A scramble by the lithium market’s biggest players to tie up supply of the high-tech metal is gathering pace in the 170-year-old heartland of Australia’s $90 billion mining industry.
Rising Chinese demand for lithium-ion batteries needed for electric vehicles and energy storage is driving significant price gains and an asset boom in Australia, already the world’s largest lithium producer. The fast-developing hub is drawing investment and deals from global producers as well as chemical-to-battery manufacturers in China, the top consumer.
Western Australia has four operations in production and three more major projects being advanced to begin output. Major players are likely to continue to scope for deals in the state to secure supply for the next 20 or 30 years, according to consultant Benchmark Mineral Intelligence.

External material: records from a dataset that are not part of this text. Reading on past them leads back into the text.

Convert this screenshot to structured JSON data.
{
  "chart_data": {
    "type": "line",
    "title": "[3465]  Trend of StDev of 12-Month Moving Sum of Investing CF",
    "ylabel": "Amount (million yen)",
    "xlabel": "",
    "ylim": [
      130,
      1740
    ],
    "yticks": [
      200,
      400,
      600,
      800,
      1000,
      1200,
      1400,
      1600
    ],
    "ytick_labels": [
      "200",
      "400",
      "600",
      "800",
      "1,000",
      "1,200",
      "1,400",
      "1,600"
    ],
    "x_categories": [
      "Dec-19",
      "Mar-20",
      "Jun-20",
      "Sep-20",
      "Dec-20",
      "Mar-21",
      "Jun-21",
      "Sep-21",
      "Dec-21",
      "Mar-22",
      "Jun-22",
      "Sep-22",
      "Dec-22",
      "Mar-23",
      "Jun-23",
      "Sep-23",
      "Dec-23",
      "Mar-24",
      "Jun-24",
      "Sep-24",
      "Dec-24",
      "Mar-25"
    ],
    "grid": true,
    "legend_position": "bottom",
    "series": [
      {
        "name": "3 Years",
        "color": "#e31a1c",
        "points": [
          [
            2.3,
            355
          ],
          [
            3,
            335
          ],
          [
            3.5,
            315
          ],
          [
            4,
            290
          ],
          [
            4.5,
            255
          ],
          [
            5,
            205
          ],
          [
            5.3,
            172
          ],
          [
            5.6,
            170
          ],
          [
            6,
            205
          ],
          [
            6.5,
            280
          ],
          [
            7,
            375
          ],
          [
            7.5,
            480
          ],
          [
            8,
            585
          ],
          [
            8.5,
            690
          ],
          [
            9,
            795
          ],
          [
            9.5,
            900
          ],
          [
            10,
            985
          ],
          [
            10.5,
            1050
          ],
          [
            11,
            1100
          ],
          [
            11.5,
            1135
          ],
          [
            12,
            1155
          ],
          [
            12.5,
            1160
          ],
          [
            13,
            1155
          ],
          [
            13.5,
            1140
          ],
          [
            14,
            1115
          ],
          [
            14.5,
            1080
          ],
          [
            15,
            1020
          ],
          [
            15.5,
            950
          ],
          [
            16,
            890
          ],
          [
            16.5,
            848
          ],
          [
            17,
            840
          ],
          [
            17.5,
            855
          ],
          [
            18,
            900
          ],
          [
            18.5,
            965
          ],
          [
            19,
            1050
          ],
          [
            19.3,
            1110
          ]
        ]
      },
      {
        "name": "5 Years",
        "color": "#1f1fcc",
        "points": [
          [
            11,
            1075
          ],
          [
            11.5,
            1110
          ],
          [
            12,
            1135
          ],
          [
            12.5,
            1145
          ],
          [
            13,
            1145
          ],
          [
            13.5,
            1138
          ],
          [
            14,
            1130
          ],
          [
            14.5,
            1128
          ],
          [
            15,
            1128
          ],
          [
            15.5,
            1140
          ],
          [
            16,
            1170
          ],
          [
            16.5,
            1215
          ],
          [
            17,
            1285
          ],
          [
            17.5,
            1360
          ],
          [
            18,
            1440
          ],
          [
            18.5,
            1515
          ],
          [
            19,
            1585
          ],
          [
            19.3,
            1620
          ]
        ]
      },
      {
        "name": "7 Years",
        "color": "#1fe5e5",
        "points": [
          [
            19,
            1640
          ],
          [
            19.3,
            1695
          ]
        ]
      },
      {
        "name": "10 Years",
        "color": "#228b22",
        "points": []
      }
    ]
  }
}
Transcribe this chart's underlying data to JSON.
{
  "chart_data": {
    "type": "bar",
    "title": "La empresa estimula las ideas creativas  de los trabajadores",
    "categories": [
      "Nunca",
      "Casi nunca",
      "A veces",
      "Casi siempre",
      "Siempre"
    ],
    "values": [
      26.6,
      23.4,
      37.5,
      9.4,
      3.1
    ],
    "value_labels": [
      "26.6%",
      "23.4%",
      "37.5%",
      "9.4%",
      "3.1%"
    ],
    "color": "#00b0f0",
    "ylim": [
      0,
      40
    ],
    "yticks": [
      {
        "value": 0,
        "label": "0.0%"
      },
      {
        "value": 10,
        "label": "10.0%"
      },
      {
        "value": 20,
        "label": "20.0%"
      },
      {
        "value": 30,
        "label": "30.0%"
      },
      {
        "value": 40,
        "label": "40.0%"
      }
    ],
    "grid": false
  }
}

“There are serious companies investing and people are starting to lock up the biggest, long-life resources. The question is — who’s next?” Simon Moores, managing director of Benchmark Mineral, said by phone from London. Though on a smaller scale, “it’s a land grab like in the petroleum industry when BP, Shell and others rounded on the Middle East in the 1960s and 1970s,” he said.
Greenbushes in Western Australia, the world’s biggest hard-rock lithium mine, is being expanded to more than double annual capacity, Talison Lithium, a joint venture between China’s Tianqi Lithium Corp. and North Carolina’s Albemarle Corp., said in an email.